Escócia
Uma ilha? Claro. É uma ilha, a Grã-Bretanha. Uma grande ilha com três países unidos pela mesma coroa. E no Norte dessa ilha fica a Escócia, que continua a reclamar a independência perdida em 1707. Os escoceses gostam de vir a Portugal pelo sol, que têm pouco, e pelo golfe, que inventaram. Nós elegemos a Escócia porque a ocasião era especial e os indicadores aterraram ao mesmo tempo nessa parte do mapa. Sem praias de palmeiras nem hordas de turistas a arrastar chinelo pelas esplanadas, era o destino mais que perfeito.

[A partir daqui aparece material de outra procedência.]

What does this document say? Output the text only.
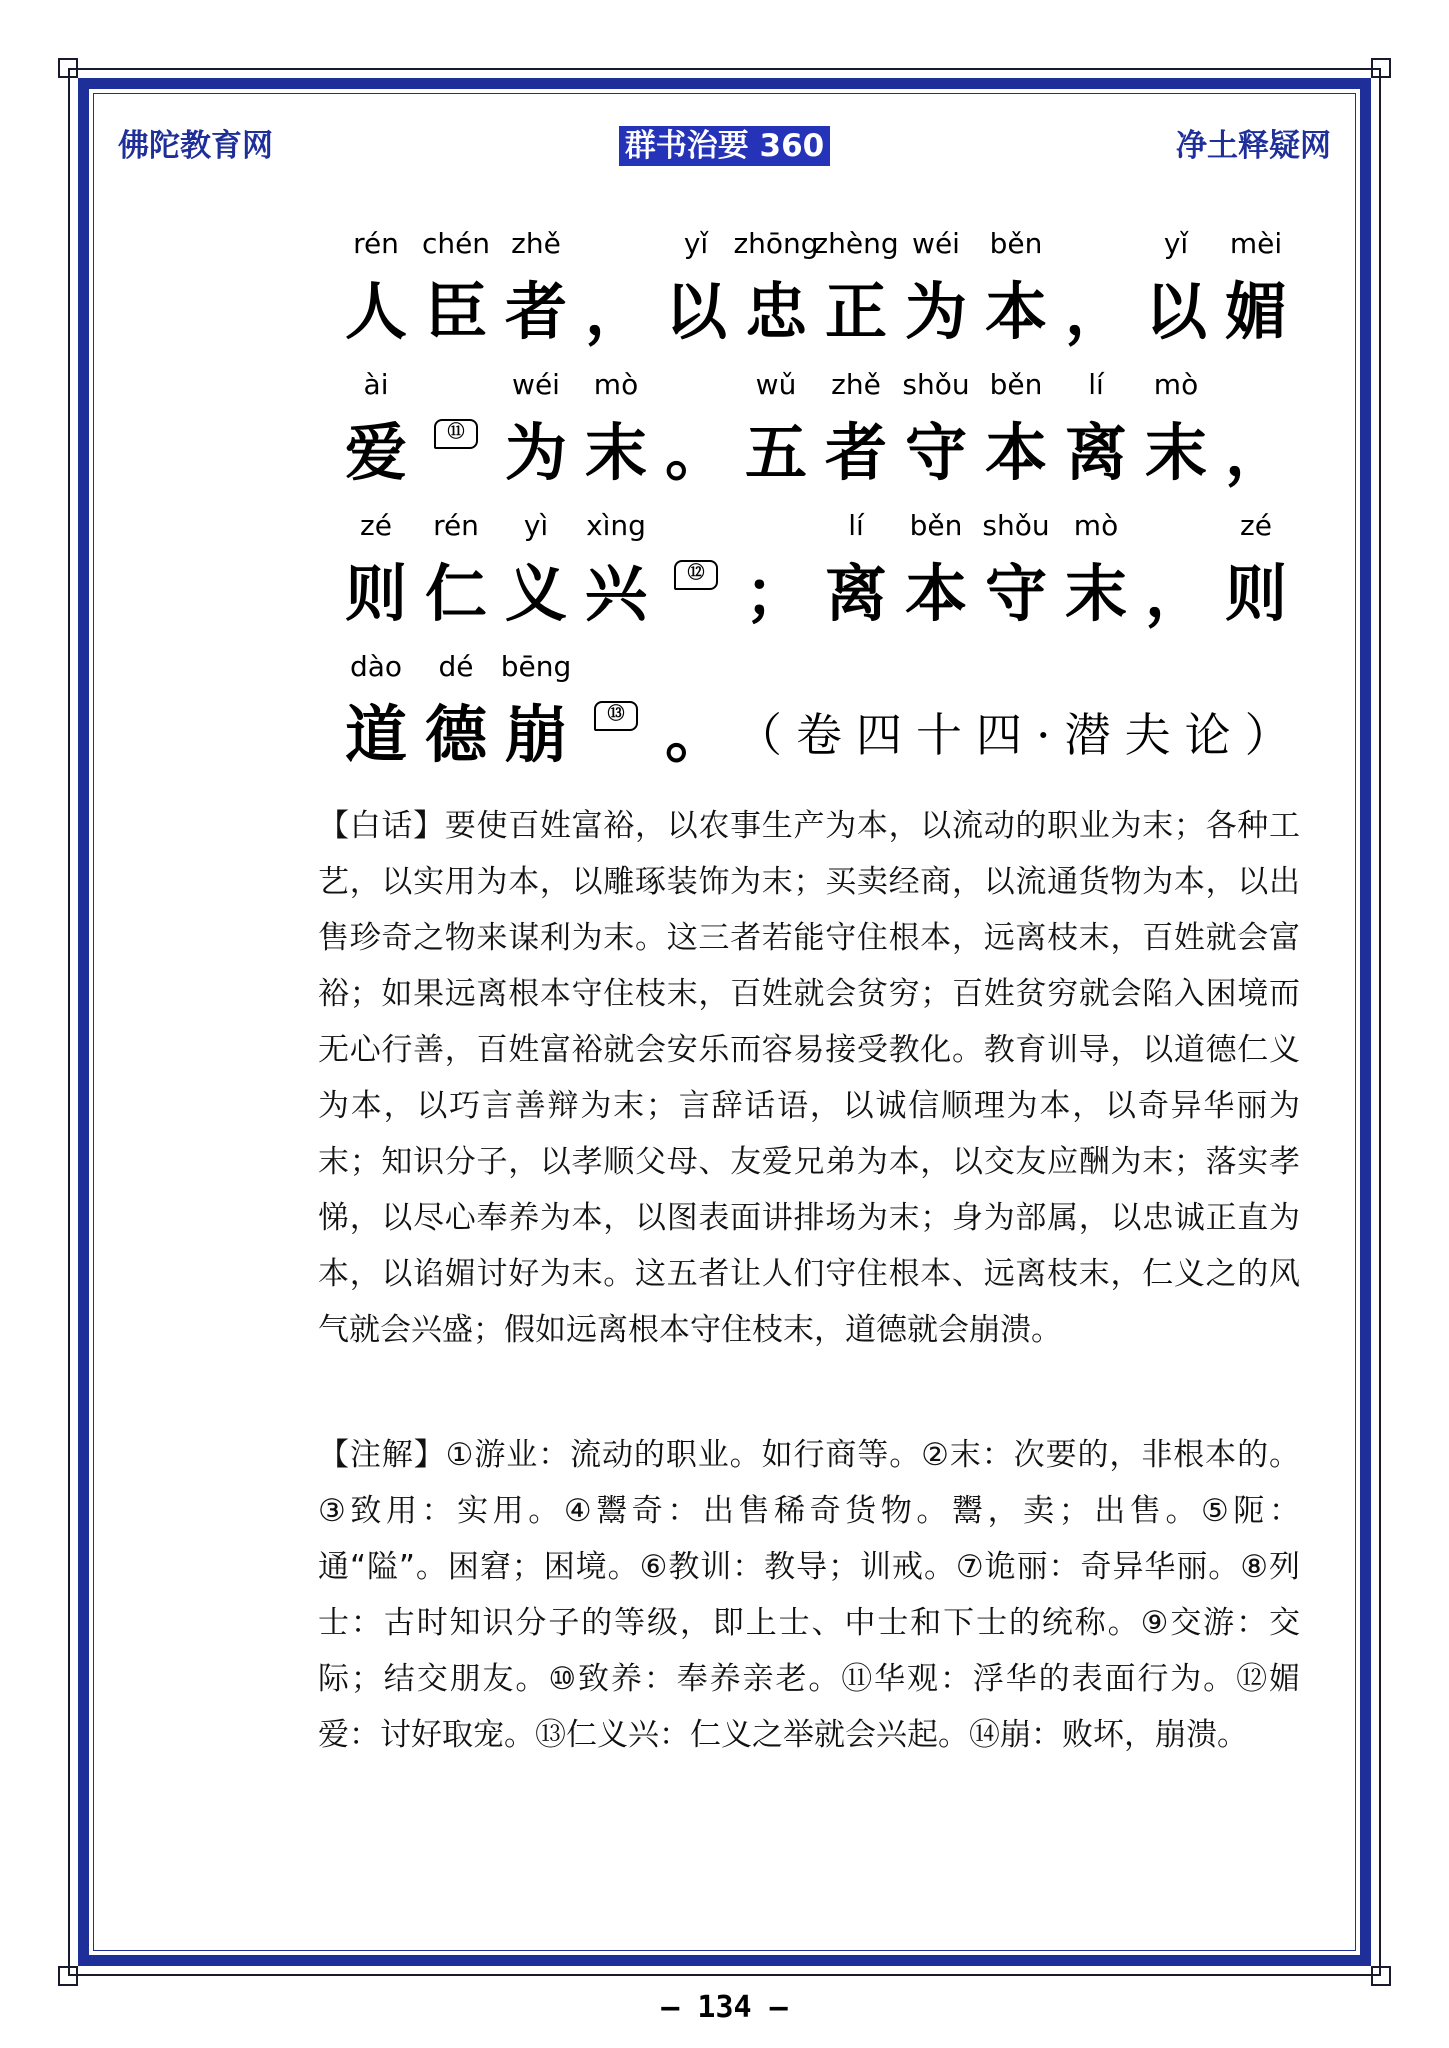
佛陀教育网	群书治要 360	净土释疑网
rén
人
chén
臣
zhě
者 ，
yǐ
以
zhōng
忠
zhèng
正
wéi
为
běn
本 ，
yǐ
以
mèi
媚
ài
爱	⑪
wéi
为
mò
末 。
wǔ
五
zhě
者
shǒu
守
běn
本
lí
离
mò
末 ，
zé
则
rén
仁
yì
义
xìng
兴	⑫ ；
lí
离
běn
本
shǒu
守
mò
末 ，
zé
则
dào
道
dé
德
bēng
崩	⑬ 。 （卷四十四·潜夫论）
【白话】要使百姓富裕，以农事生产为本，以流动的职业为末；各种工艺，以实用为本，以雕琢装饰为末；买卖经商，以流通货物为本，以出售珍奇之物来谋利为末。这三者若能守住根本，远离枝末，百姓就会富裕；如果远离根本守住枝末，百姓就会贫穷；百姓贫穷就会陷入困境而无心行善，百姓富裕就会安乐而容易接受教化。教育训导，以道德仁义为本，以巧言善辩为末；言辞话语，以诚信顺理为本，以奇异华丽为末；知识分子，以孝顺父母、友爱兄弟为本，以交友应酬为末；落实孝悌，以尽心奉养为本，以图表面讲排场为末；身为部属，以忠诚正直为本，以谄媚讨好为末。这五者让人们守住根本、远离枝末，仁义之的风气就会兴盛；假如远离根本守住枝末，道德就会崩溃。
【注解】①游业：流动的职业。如行商等。②末：次要的，非根本的。③致用：实用。④鬻奇：出售稀奇货物。鬻，卖；出售。⑤阨：通“隘”。困窘；困境。⑥教训：教导；训戒。⑦诡丽：奇异华丽。⑧列士：古时知识分子的等级，即上士、中士和下士的统称。⑨交游：交际；结交朋友。⑩致养：奉养亲老。⑪华观：浮华的表面行为。⑫媚爱：讨好取宠。⑬仁义兴：仁义之举就会兴起。⑭崩：败坏，崩溃。
– 134 –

Numa manhã de Novembro, rumámos a Edimburgo com dez dias na bagagem e aquela vontade, de anos, de querer conhecer tudo. Havemos de voltar para o resto, garantido, mas o que a Escócia nos deu não cabe nas fotos, nos cadernos de viagem e, muito menos, neste texto.
Bem vistas as coisas, nem faz grande sentido estar a escrever isto. Como se explica o primeiro impacto com o castelo de Edimburgo e a agitação da Royal Mile, que o liga ao palácio real de Holyroodhouse? Como se descreve a velhota que entorta a igreja para nos colocar direitos no retrato? Como se fala daquele arzinho frio que faz corar e do sol a dourar a Princes Street e do silêncio oco da neve a cair sobre os torreões de Stirling e o vale do Spey?

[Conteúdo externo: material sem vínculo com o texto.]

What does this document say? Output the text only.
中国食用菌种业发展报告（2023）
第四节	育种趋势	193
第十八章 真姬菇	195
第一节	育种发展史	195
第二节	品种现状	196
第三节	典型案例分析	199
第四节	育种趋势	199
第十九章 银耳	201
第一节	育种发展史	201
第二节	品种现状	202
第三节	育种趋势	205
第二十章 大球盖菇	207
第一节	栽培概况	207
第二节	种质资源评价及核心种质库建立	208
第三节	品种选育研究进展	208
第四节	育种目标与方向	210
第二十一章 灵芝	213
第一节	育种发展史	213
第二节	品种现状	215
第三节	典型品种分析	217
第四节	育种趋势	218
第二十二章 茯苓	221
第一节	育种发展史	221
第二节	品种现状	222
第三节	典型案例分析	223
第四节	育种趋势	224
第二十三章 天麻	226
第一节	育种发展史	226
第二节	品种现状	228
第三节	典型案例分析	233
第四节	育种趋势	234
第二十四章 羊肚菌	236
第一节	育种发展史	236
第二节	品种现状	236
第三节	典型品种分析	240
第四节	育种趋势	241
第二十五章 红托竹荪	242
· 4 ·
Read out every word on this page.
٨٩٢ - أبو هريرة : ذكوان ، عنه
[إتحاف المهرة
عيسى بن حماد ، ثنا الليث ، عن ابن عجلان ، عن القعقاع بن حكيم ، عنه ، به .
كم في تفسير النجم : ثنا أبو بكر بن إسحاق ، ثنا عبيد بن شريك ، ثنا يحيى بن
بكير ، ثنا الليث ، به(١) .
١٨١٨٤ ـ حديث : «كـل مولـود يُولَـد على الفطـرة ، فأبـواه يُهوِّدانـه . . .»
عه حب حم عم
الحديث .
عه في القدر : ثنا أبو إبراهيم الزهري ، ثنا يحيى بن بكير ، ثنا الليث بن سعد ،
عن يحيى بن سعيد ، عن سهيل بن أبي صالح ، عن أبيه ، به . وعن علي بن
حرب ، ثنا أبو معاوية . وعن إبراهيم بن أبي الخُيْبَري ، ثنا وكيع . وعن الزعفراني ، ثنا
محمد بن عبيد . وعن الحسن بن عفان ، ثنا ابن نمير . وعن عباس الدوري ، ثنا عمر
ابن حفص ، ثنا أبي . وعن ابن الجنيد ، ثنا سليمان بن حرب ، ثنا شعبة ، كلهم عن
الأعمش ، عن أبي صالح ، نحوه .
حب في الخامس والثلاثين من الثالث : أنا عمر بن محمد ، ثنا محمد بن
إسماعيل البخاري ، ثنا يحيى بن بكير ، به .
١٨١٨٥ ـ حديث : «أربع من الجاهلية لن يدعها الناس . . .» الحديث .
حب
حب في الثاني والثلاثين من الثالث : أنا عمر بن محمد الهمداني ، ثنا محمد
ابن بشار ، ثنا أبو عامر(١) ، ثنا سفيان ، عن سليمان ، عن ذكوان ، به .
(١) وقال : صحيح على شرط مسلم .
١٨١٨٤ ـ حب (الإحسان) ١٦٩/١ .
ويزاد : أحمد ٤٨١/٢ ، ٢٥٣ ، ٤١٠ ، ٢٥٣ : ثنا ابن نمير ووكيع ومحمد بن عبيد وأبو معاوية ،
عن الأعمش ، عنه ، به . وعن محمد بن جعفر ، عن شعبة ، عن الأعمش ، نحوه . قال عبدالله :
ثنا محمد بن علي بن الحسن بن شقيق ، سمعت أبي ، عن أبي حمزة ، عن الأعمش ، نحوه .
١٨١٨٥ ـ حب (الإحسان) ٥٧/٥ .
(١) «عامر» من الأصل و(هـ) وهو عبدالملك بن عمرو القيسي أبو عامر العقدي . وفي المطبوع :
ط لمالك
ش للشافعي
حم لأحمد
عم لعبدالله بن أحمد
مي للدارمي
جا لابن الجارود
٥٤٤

Que será feito do Andrew, o reformado de Pitlochry, que de tão contente pelas visitas não parava de tirar dos bolsos mãos-cheias de moedas? "Bebam mais um copo. Peter, dá aí um de Islay, que é a ilha onde nasci. Os portugueses são como nós, sim, temos os ingleses e os espanhóis atravessados como espinhas."
E as escadas para salmões? E o australiano de apelido Wallace que só queria ver o monumento ao seu "antepassado"? Há palavras que exalem o odor da turfa e do malte a destilar e do uisge beatha ("água da vida", belo nome) a envelhecer em pipos de carvalho embebidos de sherry ou Porto antes de lhe chamarmos whisky? Puro malte, please, embora de Strathisla saia um dos mais famosos blended do mundo.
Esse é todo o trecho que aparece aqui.